Mark said:
Any recommendations on household things that are porous enough yet easy to thoroughly sanitize?I remember reading recently that someone used a marble, but those are fairly smooth.
Mark, unglazed but fired ceramic pieces would be my first choice. Chemically, they are darned near completely inert, and you can put them in the dishwasher or the oven without damage. You can also soak them in strong bleach solutions, as well as sanitizer-strength K-meta. You might look for a local ceramics shop. They make "greenware" that customers buy, take home, clean up, glaze, and then bring back to be fired. The greenware is made in molds at the shop, and is very fragile. Ask the owner to save the next broken piece of greenware and fire it for you raw. (This is a good time to trade hobbies - a bottle of wine for a lifetime supply of unglazed ceramic chunks.) Break the resulting ceramic into pieces that will fit through the neck of a carboy.

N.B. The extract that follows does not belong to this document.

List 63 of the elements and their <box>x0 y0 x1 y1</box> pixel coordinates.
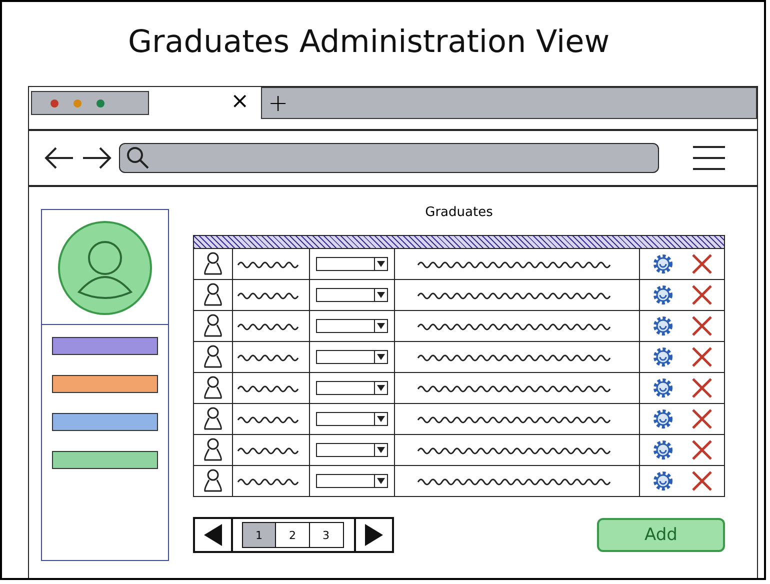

It occurs to me that this might also be an alternative for those who use marbles instead of topping up. Even if you are not doing vacuum degassing, ceramic shards could probably be had for free at the local shop. I would avoid glazed pieces, as some of the glazes use heavy metals, including lead, for color.
OK - major change!!! Just spoke to SWMBO, who used to do ceramics. The procedure is to buy the greenware, take it home and clean it up, have it fired the first time, glaze it, and have it fired again to melt the glaze. Sometimes, if there is a flaw in the greenware, the object breaks during the first firing. Voila! Scraps of unglazed ceramic. If you need them right away then buy something - a life sized bunny 3/8" thick would be about $10 here, and $5 to fire it - and just tell the owner to fire it as is. Take it home, hit it with a hammer, and you have double duty wine displacement stuff.
One final note - a porous surface is of little help unless you are A) vacuum degassing, or B) trying to boil something without a lot of splashing. It won't help for those of us who stir-degas.